Though the idea of contextual commerce is widely loved, delivering on it is a significant challenge. As it turns out, finding the right context — a moment when a customer is perfectly primed to buy a good or service, if only someone would give them an easy way to do it — is not as easy as simply declaring something a good context for commerce.
For example, the rocky launch of the eCommerce chatbot over the last year has proven this problem. Billed as a next phase of friction-free commerce, the chatbot was going to make it easy for customers to buy in context while on social media. Instead of opening an app, just open a chat window for commerce transacting. However, the consumer experience hasn’t quite lived up to that — frequent complaints are that the text interface for commerce feels far from natural or unconnected to shopper’s buying intentions at the moment.
Peeks Social CEO Mark Itwaru certainly knows about building frictionless payments processes — he founded Navaho Networks in the late 1990s to develop proprietary payment processing solutions, particularly for telcos looking into carrier billing. That firm went on to process billions of dollars and transactions before being sold. He then moved on to his next area of interest — making social commerce legitimately monetizable after intensive research.

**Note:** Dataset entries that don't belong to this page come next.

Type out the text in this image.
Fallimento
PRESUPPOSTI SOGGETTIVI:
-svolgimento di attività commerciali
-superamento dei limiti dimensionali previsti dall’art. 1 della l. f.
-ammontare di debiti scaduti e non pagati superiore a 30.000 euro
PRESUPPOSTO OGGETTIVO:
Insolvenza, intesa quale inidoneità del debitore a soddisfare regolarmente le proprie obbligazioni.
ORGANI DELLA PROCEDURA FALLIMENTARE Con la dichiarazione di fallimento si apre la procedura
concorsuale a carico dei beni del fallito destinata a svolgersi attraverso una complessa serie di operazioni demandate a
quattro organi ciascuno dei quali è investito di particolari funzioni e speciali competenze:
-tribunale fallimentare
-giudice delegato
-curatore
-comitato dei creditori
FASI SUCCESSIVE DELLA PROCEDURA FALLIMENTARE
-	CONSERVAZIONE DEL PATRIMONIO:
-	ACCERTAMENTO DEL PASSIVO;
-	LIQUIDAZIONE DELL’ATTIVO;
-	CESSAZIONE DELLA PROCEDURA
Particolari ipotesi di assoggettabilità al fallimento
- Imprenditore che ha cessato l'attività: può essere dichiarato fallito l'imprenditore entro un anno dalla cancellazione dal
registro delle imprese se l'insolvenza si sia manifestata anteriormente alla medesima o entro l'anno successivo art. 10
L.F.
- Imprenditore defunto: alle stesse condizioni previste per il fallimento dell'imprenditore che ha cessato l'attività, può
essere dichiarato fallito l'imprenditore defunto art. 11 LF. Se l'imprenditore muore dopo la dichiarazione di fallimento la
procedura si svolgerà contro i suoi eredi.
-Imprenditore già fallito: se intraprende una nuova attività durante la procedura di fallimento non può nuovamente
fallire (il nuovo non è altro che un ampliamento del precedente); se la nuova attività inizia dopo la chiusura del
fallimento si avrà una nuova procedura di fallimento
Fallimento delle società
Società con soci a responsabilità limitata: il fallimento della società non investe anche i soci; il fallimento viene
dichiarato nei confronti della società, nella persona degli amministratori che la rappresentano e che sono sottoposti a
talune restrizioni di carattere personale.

“I am from the payment space, and when you are a payments company, the challenges in the market are entirely different, as opposed to the challenges being a social network. I am looking at the growth of social media and it is incredible — it took me 10 years to get to 5 million users in payments, and then 60 million users a year.”
Social media is a great customer-acquisition tool but, as many firms have found out, the ability to attract a lot of users does not make a natural path to profitability. One must find a way to monetize those users consistently, and though some companies are successful (Facebook), many others have not been (Twitter).
Peeks was born about six months ago as a live-streaming platform that gives users — with the app download and quick set up — access to an eCommerce-enabled live-streaming platform. How does it work, why does it work, and will it really live up to the early hype in being the Uber of social commerce?
Making It Better With Money
Though Itwaru isn’t necessarily opposed to the Uber comparison, he noted that it might be a bit early to define themselves as the game breaker for their category. However, he said Peeks has a similar goal to Uber in that it seeks to embed a commerce/payment improvement and friction fighter into a different experience that improves the root experience.
Peeks is not first to the gate with video streaming — Facebook and Twitter both have variations on that service — but, as conceived on other platforms, Itwaru noted, they are features that aren’t quite benefiting anyone.
“The really simple answer is that these kinds of services are interesting for a minute on the other services,” Itwaru said. “You can interact in real time, but, other than that, there is no purpose to it. Past initial novelty, there is no real reason to use it — it is not terribly engaging and a lot of the content isn’t interesting yet.”
Content makers, however, need a reason to use the service — and Peeks offers access to a global eCommerce system that allows those creators a real-time platform to present the product they are selling to an audience. Included “in- the-box,” according to Itwaru, are full-stack payment solutions that manage back-end fulfillment, payment and delivery. That audience gets one-tap access to goods and services in real time, while they are engaging with the content.
He added, “We made it better by adding money to it. Peeks users, they come back because they like the opportunity to shop, to see interesting people and get a [look] at interesting content around the stuff people are pitching.”
There are many mechanisms to take in those funds — tips, crowdfunding campaigns, product sales, auctions — and all transactions are multi-language and multi-currency.
Why It Works
By wedding the social network to the eCommerce platform with the word “go,” and essentially designing the company around that premise, Peeks gets to escape the problem that plagues up-and-coming payments firms.
“It is always a race for the bottom — you are just trying to be cheaper and more efficient,” said Itwaru.
Payments, and the myriad of complexities therein, are what Itwaru knows best. However, he noted his firm “snuck it into” an experience that needed better payments so they can monetize at a much higher rate than typical payments processing or social media.
Itwaru said, “Without revealing specific numbers — which we haven’t put out publicly yet — [and] if you look at our ARC (accounts receivable conversion) rates, they are already on the upper end of what you see in social media. Our users are going to the site for the experience — to see their favorite beauty blogger — and then they have multiple ways to engage.”
And engaging they are, according to Itwaru. He told PYMNTS they’d been “pleasantly surprised” at the rate users were tipping others. He noted that crowdfunding has been a big hit, particularly for those who do live-video or game-play streaming.
“It is engaging; people find it intriguing. Crowdfunding with live gamers is big. Within five days of launching — and we were not advertising the service yet — our crowdfunding campaigns reached $5 million because of those live gamers.”
Though crowdfunding has been popular, the uses for the patented Peeks “Offer Box” have been a myriad. One woman, who was raising funds for a women’s shelter in L.A., put the various incentives she was offering for donations in the box. Musicians doing live shows in the near future used the box to place tickets for sale.
The uses are various, Itwaru said, but the unifying concept is that a user who has gone to seek the content has a one-tap solution to transact with the creator — in real time and in an actual context that makes sense.
It would not be fair to say that Peeks has small goals.